自分で装った自分の言葉に酔って涙を出したり、腹を立てたりしているが、その酔いが醒めてハッとして元にかえるようなことが良くありますネ。その最中では自分で酔っていることが判らない。その酔って出している言葉を、いくら丁重に聞いたとて本当の心をつかみ出す訳にはいかない。

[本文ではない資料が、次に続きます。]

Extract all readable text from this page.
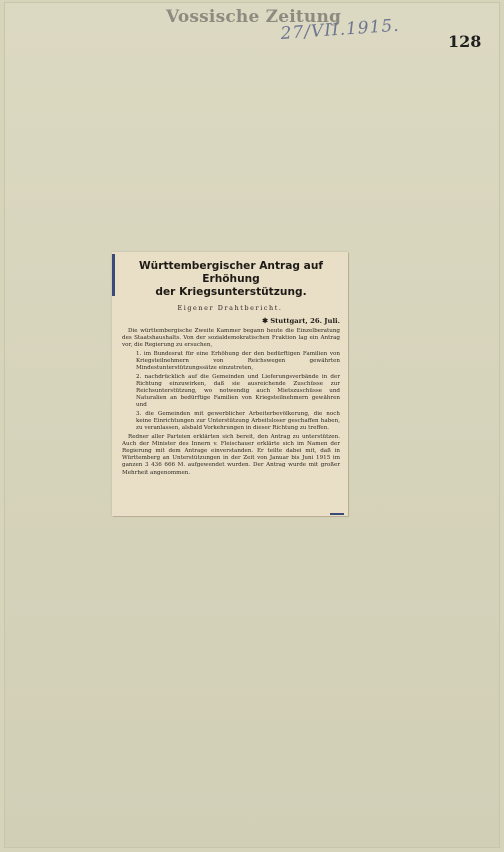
Vossische Zeitung
27/VII.1915.	128
Württembergischer Antrag auf Erhöhung
der Kriegsunterstützung.
Eigener Drahtbericht.
✱ Stuttgart, 26. Juli.

Die württembergische Zweite Kammer begann heute die Einzelberatung des Staatshaushalts. Von der sozialdemokratischen Fraktion lag ein Antrag vor, die Regierung zu ersuchen,

1. im Bundesrat für eine Erhöhung der den bedürftigen Familien von Kriegsteilnehmern von Reichswegen gewährten Mindestunterstützungssätze einzutreten,

2. nachdrücklich auf die Gemeinden und Lieferungsverbände in der Richtung einzuwirken, daß sie ausreichende Zuschüsse zur Reichsunterstützung, wo notwendig auch Mietszuschüsse und Naturalien an bedürftige Familien von Kriegsteilnehmern gewähren und

3. die Gemeinden mit gewerblicher Arbeiterbevölkerung, die noch keine Einrichtungen zur Unterstützung Arbeitsloser geschaffen haben, zu veranlassen, alsbald Vorkehrungen in dieser Richtung zu treffen.

Redner aller Parteien erklärten sich bereit, den Antrag zu unterstützen. Auch der Minister des Innern v. Fleischauer erklärte sich im Namen der Regierung mit dem Antrage einverstanden. Er teilte dabei mit, daß in Württemberg an Unterstützungen in der Zeit von Januar bis Juni 1915 im ganzen 3 436 666 M. aufgewendet wurden. Der Antrag wurde mit großer Mehrheit angenommen.
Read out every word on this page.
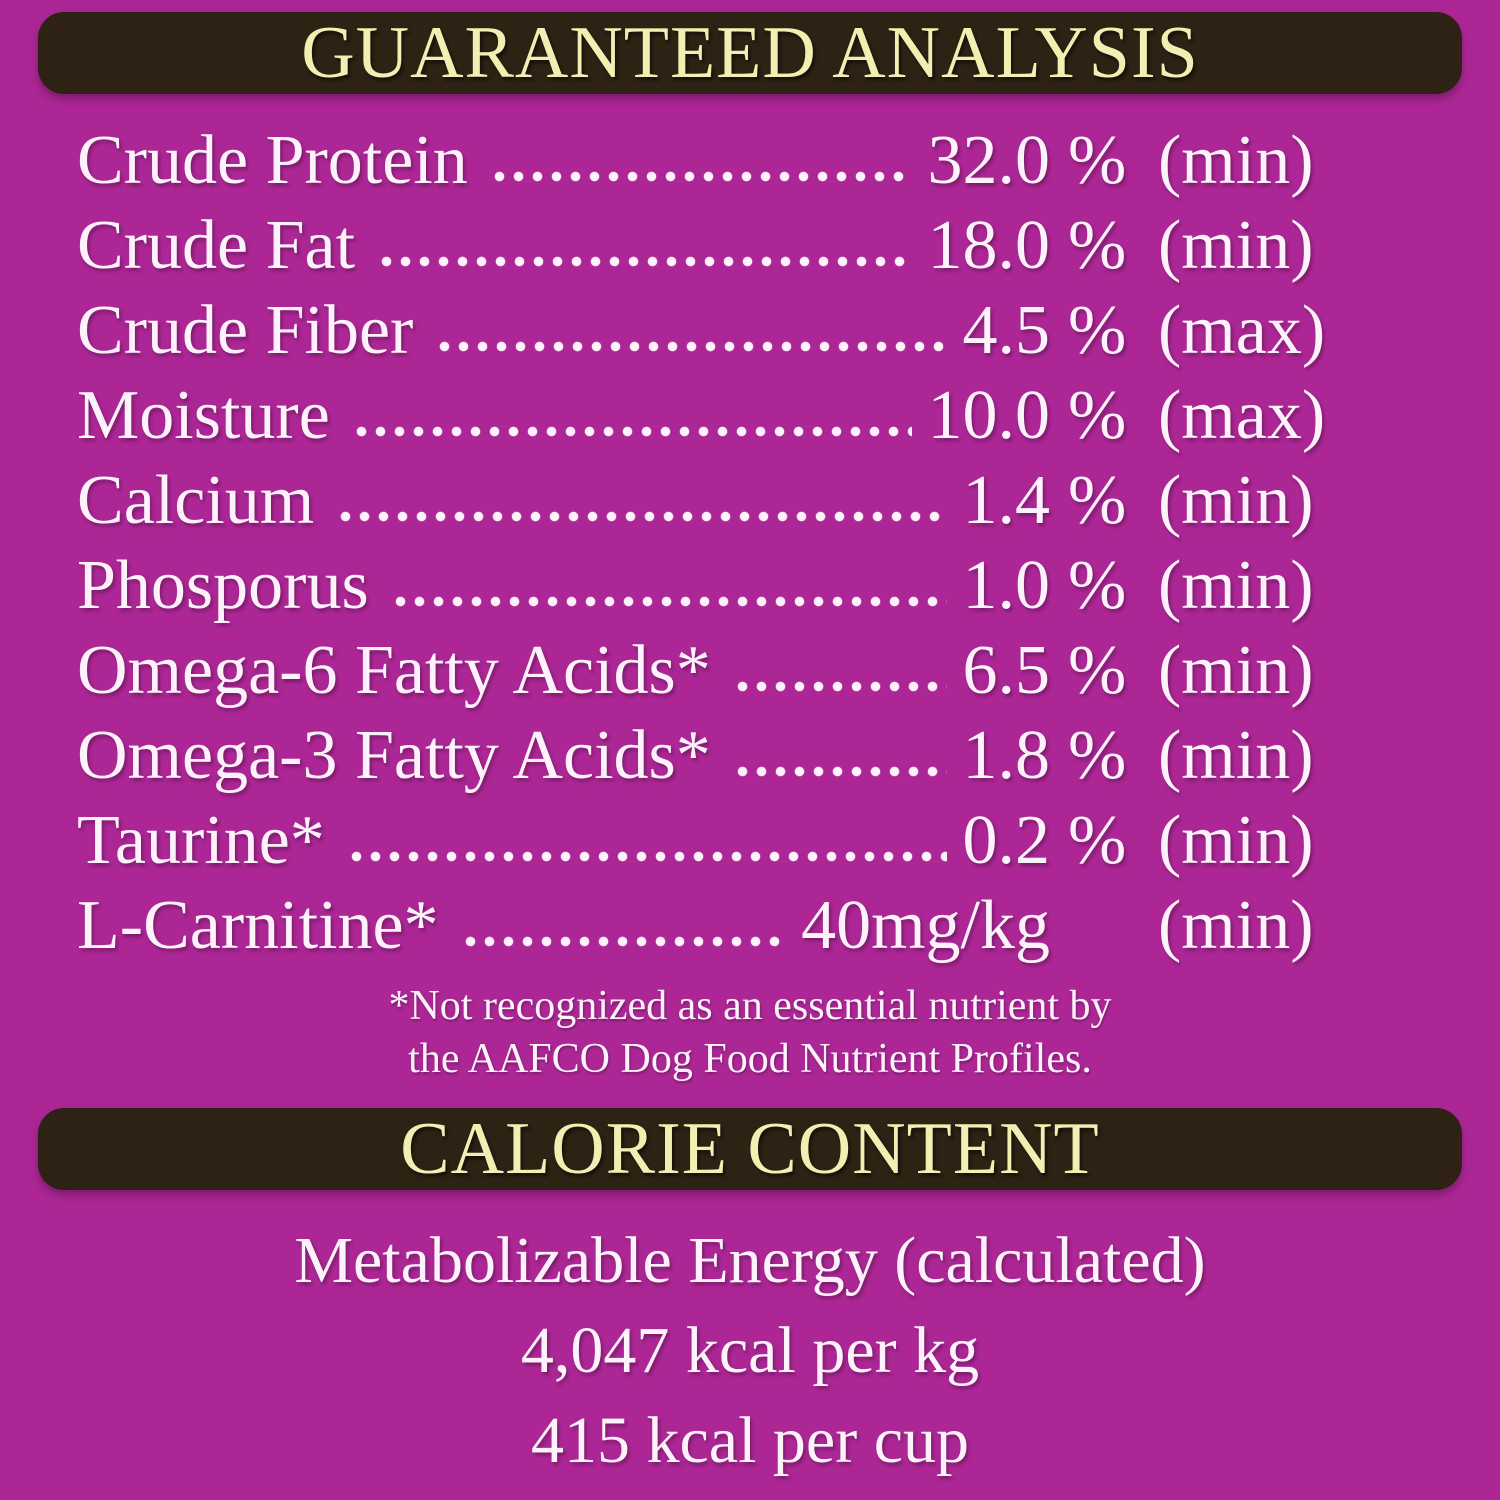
GUARANTEED ANALYSIS
Crude Protein	32.0 % (min)
Crude Fat	18.0 % (min)
Crude Fiber	4.5 % (max)
Moisture	10.0 % (max)
Calcium	1.4 % (min)
Phosporus	1.0 % (min)
Omega-6 Fatty Acids*	6.5 % (min)
Omega-3 Fatty Acids*	1.8 % (min)
Taurine*	0.2 % (min)
L-Carnitine*	40mg/kg (min)
*Not recognized as an essential nutrient by
the AAFCO Dog Food Nutrient Profiles.
CALORIE CONTENT
Metabolizable Energy (calculated)
4,047 kcal per kg
415 kcal per cup
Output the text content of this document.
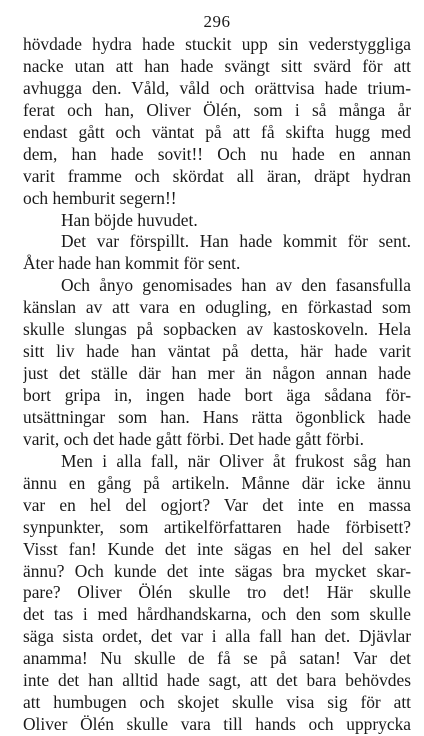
296
hövdade hydra hade stuckit upp sin vederstyggliga
nacke utan att han hade svängt sitt svärd för att
avhugga den. Våld, våld och orättvisa hade trium-
ferat och han, Oliver Ölén, som i så många år
endast gått och väntat på att få skifta hugg med
dem, han hade sovit!! Och nu hade en annan
varit framme och skördat all äran, dräpt hydran
och hemburit segern!!
Han böjde huvudet.
Det var förspillt. Han hade kommit för sent.
Åter hade han kommit för sent.
Och ånyo genomisades han av den fasansfulla
känslan av att vara en odugling, en förkastad som
skulle slungas på sopbacken av kastoskoveln. Hela
sitt liv hade han väntat på detta, här hade varit
just det ställe där han mer än någon annan hade
bort gripa in, ingen hade bort äga sådana för-
utsättningar som han. Hans rätta ögonblick hade
varit, och det hade gått förbi. Det hade gått förbi.
Men i alla fall, när Oliver åt frukost såg han
ännu en gång på artikeln. Månne där icke ännu
var en hel del ogjort? Var det inte en massa
synpunkter, som artikelförfattaren hade förbisett?
Visst fan! Kunde det inte sägas en hel del saker
ännu? Och kunde det inte sägas bra mycket skar-
pare? Oliver Ölén skulle tro det! Här skulle
det tas i med hårdhandskarna, och den som skulle
säga sista ordet, det var i alla fall han det. Djävlar
anamma! Nu skulle de få se på satan! Var det
inte det han alltid hade sagt, att det bara behövdes
att humbugen och skojet skulle visa sig för att
Oliver Ölén skulle vara till hands och upprycka
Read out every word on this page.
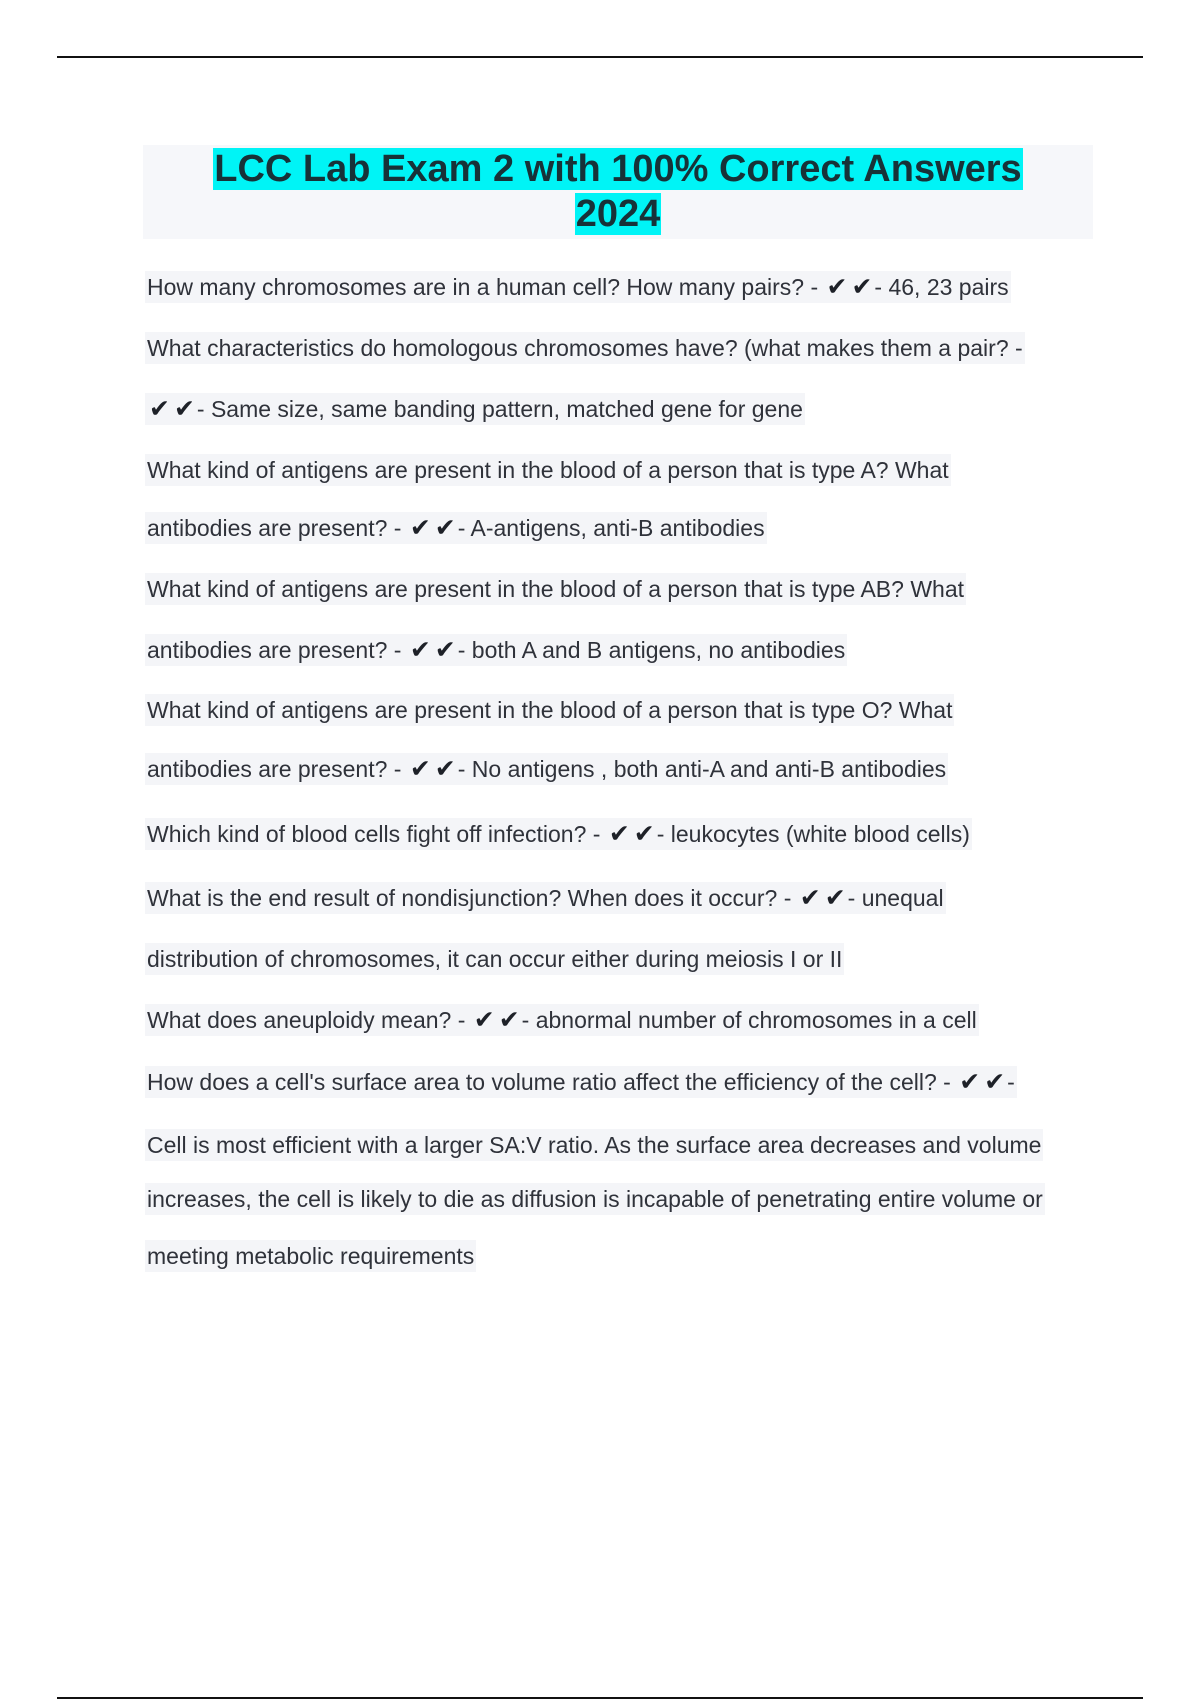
LCC Lab Exam 2 with 100% Correct Answers
2024
How many chromosomes are in a human cell? How many pairs? - ✔ ✔- 46, 23 pairs
What characteristics do homologous chromosomes have? (what makes them a pair? -
✔ ✔- Same size, same banding pattern, matched gene for gene
What kind of antigens are present in the blood of a person that is type A? What
antibodies are present? - ✔ ✔- A-antigens, anti-B antibodies
What kind of antigens are present in the blood of a person that is type AB? What
antibodies are present? - ✔ ✔- both A and B antigens, no antibodies
What kind of antigens are present in the blood of a person that is type O? What
antibodies are present? - ✔ ✔- No antigens , both anti-A and anti-B antibodies
Which kind of blood cells fight off infection? - ✔ ✔- leukocytes (white blood cells)
What is the end result of nondisjunction? When does it occur? - ✔ ✔- unequal
distribution of chromosomes, it can occur either during meiosis I or II
What does aneuploidy mean? - ✔ ✔- abnormal number of chromosomes in a cell
How does a cell's surface area to volume ratio affect the efficiency of the cell? - ✔ ✔-
Cell is most efficient with a larger SA:V ratio. As the surface area decreases and volume
increases, the cell is likely to die as diffusion is incapable of penetrating entire volume or
meeting metabolic requirements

まず訴えたい、示したい、主張したい要求のもとにあるものをつかまえ出さねばならない。するとそれにくっついているいろいろの心が一緒にくっついて出て来る。心を掃除して滞っているものをスッパリ吐き出させることが指導の着手の技術であって、指導を押し付けたり、指導する為の言葉を已でに満員になっている心の中につめ込んだりすることは技術というものではありません。
「指導の技術」
しかし技術で指導する積もりになることも間違いなのであります。
どうしたら指導する人になれるかといいますと、声の大きいことも意志の強いことも、教養のあることも必要でありますが、個人を指導する場合はそれらより先ず相手が安心して話せる人になるということであります。
相手と対立していたら相手は喋らないのです。
最後の言葉を知らないと、聞いてもほじくっても何処でストップしたら良いかそれが判らない。しかしそれ(最後の言葉)に触れると相手の体中が瞬間硬くなる。それを無関心無対立、空吹く風のように聞き流す。相手は話すにつれ弛んでくる。弛んでくるように聞き又話す。
たった一つの言葉を聞く耳さえ持っていれば、相手は訴えるだけ訴えそして心の中が空っぽになるとこちらの指導もすらすらと受け入れ、サッサと歩き出すようになる。こちらは何もしないで、一寸気を入れ、抜く。やることはそれだけなのです。
そこで「あなたの言いたいことはこうだ。訴えたい本当のことはこうだ」とつかみ出したものに角度を与える。すると方向が変わり、中味が変わると体が変わってくる。体が変わって来なければ本当に触れていないのです。
だから指導というのは言うことより先ず聞くことに始まるものなのです。
聞くより前に相手が何でも自然に訴えてしまうような人になることが大切なのであります。